I didn’t participate in any of the Black Lives Matter marches, nor have I done anything to support the Movement For Black Lives. Looking the way I do means I’m always cognizant of being thought of as the caricature of the “well-meaning white person,” a social justice warrior who’s happy to peacefully protest but can easily escape back to a life of inherent and unearned privilege when the road gets rocky. It bothers me that I can choose my racial identity as and when it suits me; I have the luxury of opting for the hard path if I feel like it. Yet more often than not, I don’t choose that path. How many of us would? Given the chance, who would opt to take a road that is rife with injustice and a dearth of opportunity at best and dotted with instances of mortal peril at worst? The question I’ve been struggling with, then, is this: Am I a coward for not taking the difficult road, given that it means I’m not fully availing myself of what we understand to be the black experience? I honestly can’t be sure; I’d like to believe I’m not, but cowards rarely think of themselves as such.

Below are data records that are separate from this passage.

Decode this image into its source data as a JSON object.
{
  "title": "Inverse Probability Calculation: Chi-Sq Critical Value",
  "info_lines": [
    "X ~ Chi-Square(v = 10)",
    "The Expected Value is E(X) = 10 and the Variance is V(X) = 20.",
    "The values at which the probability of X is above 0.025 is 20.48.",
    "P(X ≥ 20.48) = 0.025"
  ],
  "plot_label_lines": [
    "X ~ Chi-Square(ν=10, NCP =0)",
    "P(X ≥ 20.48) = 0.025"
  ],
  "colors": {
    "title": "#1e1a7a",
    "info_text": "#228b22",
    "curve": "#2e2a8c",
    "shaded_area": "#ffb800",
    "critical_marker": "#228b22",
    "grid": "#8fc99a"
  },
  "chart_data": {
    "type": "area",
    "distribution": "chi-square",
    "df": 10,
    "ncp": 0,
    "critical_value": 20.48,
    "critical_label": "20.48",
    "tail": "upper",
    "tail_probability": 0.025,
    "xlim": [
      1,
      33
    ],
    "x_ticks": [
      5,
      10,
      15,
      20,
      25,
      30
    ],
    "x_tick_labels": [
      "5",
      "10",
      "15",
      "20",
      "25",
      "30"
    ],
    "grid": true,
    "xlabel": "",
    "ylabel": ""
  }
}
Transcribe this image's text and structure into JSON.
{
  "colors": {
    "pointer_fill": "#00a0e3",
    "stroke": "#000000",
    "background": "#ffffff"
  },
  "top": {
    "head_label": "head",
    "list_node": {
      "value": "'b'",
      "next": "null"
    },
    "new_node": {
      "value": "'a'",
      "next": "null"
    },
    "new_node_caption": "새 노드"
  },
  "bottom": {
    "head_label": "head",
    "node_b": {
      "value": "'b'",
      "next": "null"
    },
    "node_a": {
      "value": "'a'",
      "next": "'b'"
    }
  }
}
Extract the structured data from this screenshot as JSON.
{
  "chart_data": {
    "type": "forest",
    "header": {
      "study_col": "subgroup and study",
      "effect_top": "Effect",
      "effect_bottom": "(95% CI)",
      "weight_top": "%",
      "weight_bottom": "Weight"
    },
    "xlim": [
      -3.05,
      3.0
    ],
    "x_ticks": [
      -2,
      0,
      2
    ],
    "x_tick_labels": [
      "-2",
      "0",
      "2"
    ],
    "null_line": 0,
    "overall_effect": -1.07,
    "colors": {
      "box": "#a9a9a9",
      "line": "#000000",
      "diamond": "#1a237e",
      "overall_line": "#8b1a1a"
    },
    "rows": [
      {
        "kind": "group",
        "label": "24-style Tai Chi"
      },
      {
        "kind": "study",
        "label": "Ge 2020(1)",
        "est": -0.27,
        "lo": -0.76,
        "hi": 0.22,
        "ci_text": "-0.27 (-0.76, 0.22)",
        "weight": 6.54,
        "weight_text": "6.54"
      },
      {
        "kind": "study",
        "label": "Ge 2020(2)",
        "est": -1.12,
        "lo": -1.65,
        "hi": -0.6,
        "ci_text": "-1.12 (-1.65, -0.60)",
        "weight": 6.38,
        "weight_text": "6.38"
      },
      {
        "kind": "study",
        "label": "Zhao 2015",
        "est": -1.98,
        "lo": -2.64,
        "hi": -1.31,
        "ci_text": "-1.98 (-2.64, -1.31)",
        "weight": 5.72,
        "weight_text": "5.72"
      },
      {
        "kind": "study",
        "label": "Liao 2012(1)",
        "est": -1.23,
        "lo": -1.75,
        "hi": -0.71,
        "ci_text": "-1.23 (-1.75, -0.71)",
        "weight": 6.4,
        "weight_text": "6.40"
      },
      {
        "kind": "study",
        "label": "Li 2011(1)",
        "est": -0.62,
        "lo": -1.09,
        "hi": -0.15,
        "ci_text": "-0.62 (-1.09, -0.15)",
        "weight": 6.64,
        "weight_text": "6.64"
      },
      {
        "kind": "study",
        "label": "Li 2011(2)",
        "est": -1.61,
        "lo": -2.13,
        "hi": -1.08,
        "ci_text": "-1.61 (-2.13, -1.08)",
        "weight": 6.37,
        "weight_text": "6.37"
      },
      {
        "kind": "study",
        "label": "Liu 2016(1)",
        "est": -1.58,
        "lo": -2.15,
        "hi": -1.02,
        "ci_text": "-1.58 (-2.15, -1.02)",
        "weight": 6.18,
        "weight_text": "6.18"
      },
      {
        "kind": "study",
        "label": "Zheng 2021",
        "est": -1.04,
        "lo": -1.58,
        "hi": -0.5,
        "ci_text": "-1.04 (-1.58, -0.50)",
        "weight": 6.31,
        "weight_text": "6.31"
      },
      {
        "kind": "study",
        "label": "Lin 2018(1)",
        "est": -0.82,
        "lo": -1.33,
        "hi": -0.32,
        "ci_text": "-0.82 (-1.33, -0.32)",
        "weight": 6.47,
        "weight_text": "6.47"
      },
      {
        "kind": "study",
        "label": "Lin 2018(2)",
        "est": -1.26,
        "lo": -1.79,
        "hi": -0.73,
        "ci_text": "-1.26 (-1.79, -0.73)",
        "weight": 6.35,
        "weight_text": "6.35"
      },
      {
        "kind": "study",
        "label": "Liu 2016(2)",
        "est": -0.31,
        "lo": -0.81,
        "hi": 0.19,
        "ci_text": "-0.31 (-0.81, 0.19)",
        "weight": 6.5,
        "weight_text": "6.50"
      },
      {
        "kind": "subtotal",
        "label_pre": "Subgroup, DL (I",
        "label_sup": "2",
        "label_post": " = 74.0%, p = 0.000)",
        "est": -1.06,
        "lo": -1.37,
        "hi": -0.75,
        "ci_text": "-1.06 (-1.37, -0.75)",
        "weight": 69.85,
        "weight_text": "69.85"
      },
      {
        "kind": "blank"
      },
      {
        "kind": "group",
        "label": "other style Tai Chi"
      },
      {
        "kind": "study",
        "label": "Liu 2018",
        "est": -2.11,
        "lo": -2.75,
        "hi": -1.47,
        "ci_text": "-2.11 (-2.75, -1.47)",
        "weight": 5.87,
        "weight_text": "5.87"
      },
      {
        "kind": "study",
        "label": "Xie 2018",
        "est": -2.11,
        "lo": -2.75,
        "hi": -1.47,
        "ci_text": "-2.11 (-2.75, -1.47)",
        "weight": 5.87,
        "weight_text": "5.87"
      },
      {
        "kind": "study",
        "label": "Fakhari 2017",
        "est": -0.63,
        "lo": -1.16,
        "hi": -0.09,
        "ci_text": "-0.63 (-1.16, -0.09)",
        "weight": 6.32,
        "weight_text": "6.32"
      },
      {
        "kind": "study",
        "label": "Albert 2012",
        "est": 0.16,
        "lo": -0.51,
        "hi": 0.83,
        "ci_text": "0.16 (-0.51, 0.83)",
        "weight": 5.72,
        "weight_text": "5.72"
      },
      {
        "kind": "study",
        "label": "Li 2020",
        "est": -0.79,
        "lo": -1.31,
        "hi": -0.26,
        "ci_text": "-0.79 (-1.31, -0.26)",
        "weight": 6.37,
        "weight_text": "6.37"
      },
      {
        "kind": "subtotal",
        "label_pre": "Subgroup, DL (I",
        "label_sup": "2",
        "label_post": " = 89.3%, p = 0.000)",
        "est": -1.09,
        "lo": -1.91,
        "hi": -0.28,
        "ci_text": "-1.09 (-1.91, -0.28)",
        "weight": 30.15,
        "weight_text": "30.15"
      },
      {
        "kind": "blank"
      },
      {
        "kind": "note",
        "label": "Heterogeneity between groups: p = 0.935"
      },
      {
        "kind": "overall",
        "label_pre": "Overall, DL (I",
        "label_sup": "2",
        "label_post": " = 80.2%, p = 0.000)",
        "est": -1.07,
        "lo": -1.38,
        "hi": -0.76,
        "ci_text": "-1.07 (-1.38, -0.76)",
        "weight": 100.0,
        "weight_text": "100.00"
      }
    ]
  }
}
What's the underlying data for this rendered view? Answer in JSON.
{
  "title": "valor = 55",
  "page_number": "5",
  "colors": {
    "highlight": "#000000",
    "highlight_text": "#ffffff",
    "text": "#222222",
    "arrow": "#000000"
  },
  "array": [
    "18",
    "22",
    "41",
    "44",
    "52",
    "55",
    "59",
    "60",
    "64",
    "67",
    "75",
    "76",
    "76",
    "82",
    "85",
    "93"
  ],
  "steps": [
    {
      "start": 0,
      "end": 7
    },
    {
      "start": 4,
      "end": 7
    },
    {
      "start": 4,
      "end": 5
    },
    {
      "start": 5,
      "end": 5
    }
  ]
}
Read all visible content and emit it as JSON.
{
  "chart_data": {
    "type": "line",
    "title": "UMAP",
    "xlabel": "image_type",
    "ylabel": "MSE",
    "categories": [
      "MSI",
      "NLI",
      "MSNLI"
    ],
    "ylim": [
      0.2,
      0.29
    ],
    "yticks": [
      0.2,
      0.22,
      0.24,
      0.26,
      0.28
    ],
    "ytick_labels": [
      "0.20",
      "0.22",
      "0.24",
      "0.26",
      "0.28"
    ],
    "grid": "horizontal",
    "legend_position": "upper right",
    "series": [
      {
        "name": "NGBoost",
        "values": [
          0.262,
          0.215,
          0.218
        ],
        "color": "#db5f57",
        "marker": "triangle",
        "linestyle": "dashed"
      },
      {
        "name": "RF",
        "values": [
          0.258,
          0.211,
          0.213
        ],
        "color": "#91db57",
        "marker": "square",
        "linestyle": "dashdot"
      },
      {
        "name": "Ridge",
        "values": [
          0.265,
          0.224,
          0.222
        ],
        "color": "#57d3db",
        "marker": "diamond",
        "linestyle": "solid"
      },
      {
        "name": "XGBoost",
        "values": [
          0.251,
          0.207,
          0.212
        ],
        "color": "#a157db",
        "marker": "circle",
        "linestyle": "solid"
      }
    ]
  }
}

Though my experiences may differ wildly from those of millions of black Americans, please remember that I am not different from, I am different like. I am black, and my struggles with my race are no less valid or important than those of anybody else. Even if I’m never fully accepted as such, I am black, and I embrace everything that comes with it: The racism, the absence of a feeling of belonging or acceptance, the pride in my family and where I come from, the responsibility of honoring everyone who came before me and who will come after. I am black, the same as Martin Luther King, Malcolm X, Trayvon Martin, Barack Obama, my cousins, my brother. My father.
Diet Black is quite apt, cancerous to the soul just as Dirt Coke is to the body. I hope you know I’m not reducing the significance of this, I enjoyed the metaphor.
I happen to love Diet Coke, I’ll have you know. (But I agree that it’s terrible for you, as is the Diet Black mindset that I seem to encounter quite a bit.)